Назначенный префектом столичной полиции всего месяц назад, опытный функционер Жан Кьяпп должен был уговорить Доде сдаться. После переговоров через общих знакомых, сопровождавшихся выдвижением двух тысяч стражей порядка к оцепленному полицией зданию редакции, префект прибыл на место. Когда после переговоров «королевский прокурор» появился на балконе, префект, почтительно поклонившись, обратился к нему: «Господин Доде, я приехал, чтобы воззвать к вашему сердцу человека и француза. Может пролиться кровь. Может, сегодня вечером французские матери будут плакать, но драгоценная кровь не вернет сына, о котором вы скорбите.

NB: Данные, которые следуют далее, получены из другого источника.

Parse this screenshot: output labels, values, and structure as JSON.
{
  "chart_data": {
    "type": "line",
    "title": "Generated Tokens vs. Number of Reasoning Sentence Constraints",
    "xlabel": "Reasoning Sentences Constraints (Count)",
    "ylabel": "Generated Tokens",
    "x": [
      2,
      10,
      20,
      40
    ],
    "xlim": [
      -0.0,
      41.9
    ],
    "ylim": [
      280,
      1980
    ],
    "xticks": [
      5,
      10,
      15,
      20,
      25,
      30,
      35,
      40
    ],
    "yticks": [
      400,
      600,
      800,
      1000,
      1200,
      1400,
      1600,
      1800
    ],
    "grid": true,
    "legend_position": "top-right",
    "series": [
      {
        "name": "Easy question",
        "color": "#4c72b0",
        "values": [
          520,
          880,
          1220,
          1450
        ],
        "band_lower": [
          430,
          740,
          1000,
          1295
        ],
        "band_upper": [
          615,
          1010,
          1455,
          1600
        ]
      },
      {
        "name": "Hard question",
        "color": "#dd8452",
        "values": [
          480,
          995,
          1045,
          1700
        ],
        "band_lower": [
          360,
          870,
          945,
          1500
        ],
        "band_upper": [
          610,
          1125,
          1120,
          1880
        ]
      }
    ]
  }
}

Сдайтесь!».

Оценив драматизм ситуации, Доде ответил: «Господин префект, в нечеловеческом положении вы нашли человеческие слова. Я не хочу, чтобы ради моего убитого сына пролилась кровь. Я сдаюсь ради Франции, ради моих друзей, ради памяти моего несчастного мальчика». «Спасибо, господин Доде», – ответил префект. И предоставил почетному пленнику свой автомобиль, который отвез его сначала домой, чтобы забрать жену и необходимые вещи, потом в тюрьму Санте. «Людей короля» отпустили с миром и даже с почестями: наличие оружия у них полиция не проверяла[214].

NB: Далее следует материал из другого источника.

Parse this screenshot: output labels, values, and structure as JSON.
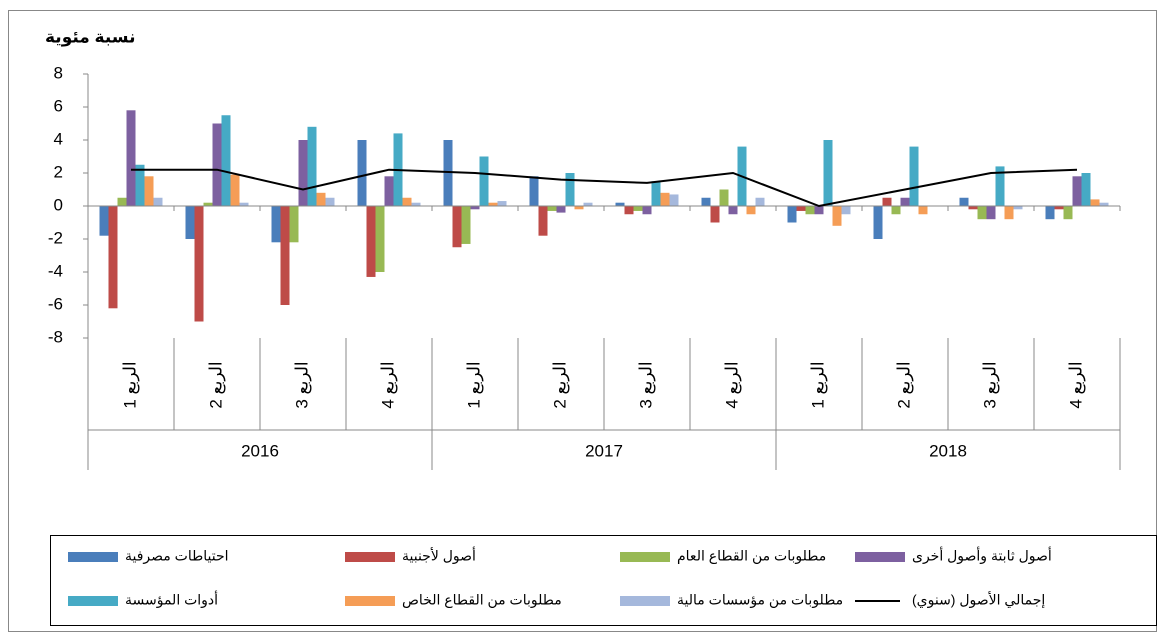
{
  "chart_data": {
    "type": "bar",
    "title": "نسبة مئوية",
    "categories": [
      "الربع 1",
      "الربع 2",
      "الربع 3",
      "الربع 4",
      "الربع 1",
      "الربع 2",
      "الربع 3",
      "الربع 4",
      "الربع 1",
      "الربع 2",
      "الربع 3",
      "الربع 4"
    ],
    "years": [
      "2016",
      "2017",
      "2018"
    ],
    "ylim": [
      -8,
      8
    ],
    "yticks": [
      -8,
      -6,
      -4,
      -2,
      0,
      2,
      4,
      6,
      8
    ],
    "series": [
      {
        "name": "احتياطات مصرفية",
        "color": "#4a7ebb",
        "values": [
          -1.8,
          -2,
          -2.2,
          4,
          4,
          1.8,
          0.2,
          0.5,
          -1,
          -2,
          0.5,
          -0.8
        ]
      },
      {
        "name": "أصول لأجنبية",
        "color": "#be4b48",
        "values": [
          -6.2,
          -7,
          -6,
          -4.3,
          -2.5,
          -1.8,
          -0.5,
          -1,
          -0.3,
          0.5,
          -0.2,
          -0.2
        ]
      },
      {
        "name": "مطلوبات من القطاع العام",
        "color": "#98b954",
        "values": [
          0.5,
          0.2,
          -2.2,
          -4,
          -2.3,
          -0.3,
          -0.3,
          1,
          -0.5,
          -0.5,
          -0.8,
          -0.8
        ]
      },
      {
        "name": "أصول ثابتة وأصول أخرى",
        "color": "#7d60a0",
        "values": [
          5.8,
          5,
          4,
          1.8,
          -0.2,
          -0.4,
          -0.5,
          -0.5,
          -0.5,
          0.5,
          -0.8,
          1.8
        ]
      },
      {
        "name": "أدوات المؤسسة",
        "color": "#46aac5",
        "values": [
          2.5,
          5.5,
          4.8,
          4.4,
          3,
          2,
          1.5,
          3.6,
          4,
          3.6,
          2.4,
          2
        ]
      },
      {
        "name": "مطلوبات من القطاع الخاص",
        "color": "#f59d56",
        "values": [
          1.8,
          1.9,
          0.8,
          0.5,
          0.2,
          -0.2,
          0.8,
          -0.5,
          -1.2,
          -0.5,
          -0.8,
          0.4
        ]
      },
      {
        "name": "مطلوبات من مؤسسات مالية",
        "color": "#a5b8dc",
        "values": [
          0.5,
          0.2,
          0.5,
          0.2,
          0.3,
          0.2,
          0.7,
          0.5,
          -0.5,
          0,
          -0.2,
          0.2
        ]
      },
      {
        "name": "إجمالي الأصول (سنوي)",
        "color": "#000000",
        "type": "line",
        "values": [
          2.2,
          2.2,
          1.0,
          2.2,
          2.0,
          1.6,
          1.4,
          2.0,
          0,
          1.0,
          2.0,
          2.2
        ]
      }
    ]
  }
}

Через 12 дней Доде был освобожден по телефонному звонку начальнику тюрьмы – якобы из аппарата министра внутренних дел, на деле от «людей короля» (сейчас это называют «пранк»)[215]. Правда выяснилась быстро: признавший свою ответственность Пюжо был ненадолго арестован, а беглец тем временем перебрался в Брюссель. «Газетчики» торжествовали, но, как отметил Р. Бреваль, выиграли власти, возможно, давшие побегу осуществиться, если не спровоцировавшие его. Доде, которого через месяц заключения могли освободить, на 29 месяцев (!) оказался в настоящем изгнании, где страдал от скуки и невозможности заниматься политикой, кроме писания статей в газету[216]. Домой он вернулся лишь 2 января 1930 г., после того как президент Гастон Думерг помиловал его.

Разрыв «Action française» с правительством стал одним из проявлений фатального ослабления Национального блока, «слишком большого, чтобы быть прочным», как заметил Ф. Майо (DDR, 187). Монархисты ринулись в бой и против него, и против левых. Отвечая корреспонденту, который упрекнул «Action française» в непоследовательном отношении к парламенту, Моррас напомнил: «При всей малочисленности разве можно отрицать заслуги наших друзей перед страной в последнем составе Палаты? <…> И где лучше бороться с парламентаризмом, как не в парламенте?». «Предвыборная кампания, – добавил он, – это не всегда пустая трата способностей, сил и средств. Это отличная возможность для пропаганды»[217].

Фавориты момента, радикалы сосредоточили огонь на «Action française», с одной стороны, ассоциируя движение с «фашизмом» (левые уже сделали это слово синонимом всего плохого), а с другой, ассоциируя политику правительства с «Action française» (WAF, 172–176). Левый блок одержал убедительную победу. Лидер радикалов Эррио не только стал премьером, но вынудил президента Мильерана – ренегата, с точки зрения левых, – досрочно уйти в отставку, отказавшись сотрудничать с ним. Монархисты получили в три раза меньше голосов, чем коммунисты. Доде навсегда лишился мандата, зато в парламент вернулся его заклятый враг Мальви. «Мы не будем давать им советы, – съязвил Моррас. – Эти господа слишком левые, чтобы понимать по-французски» (MMT, II, 322).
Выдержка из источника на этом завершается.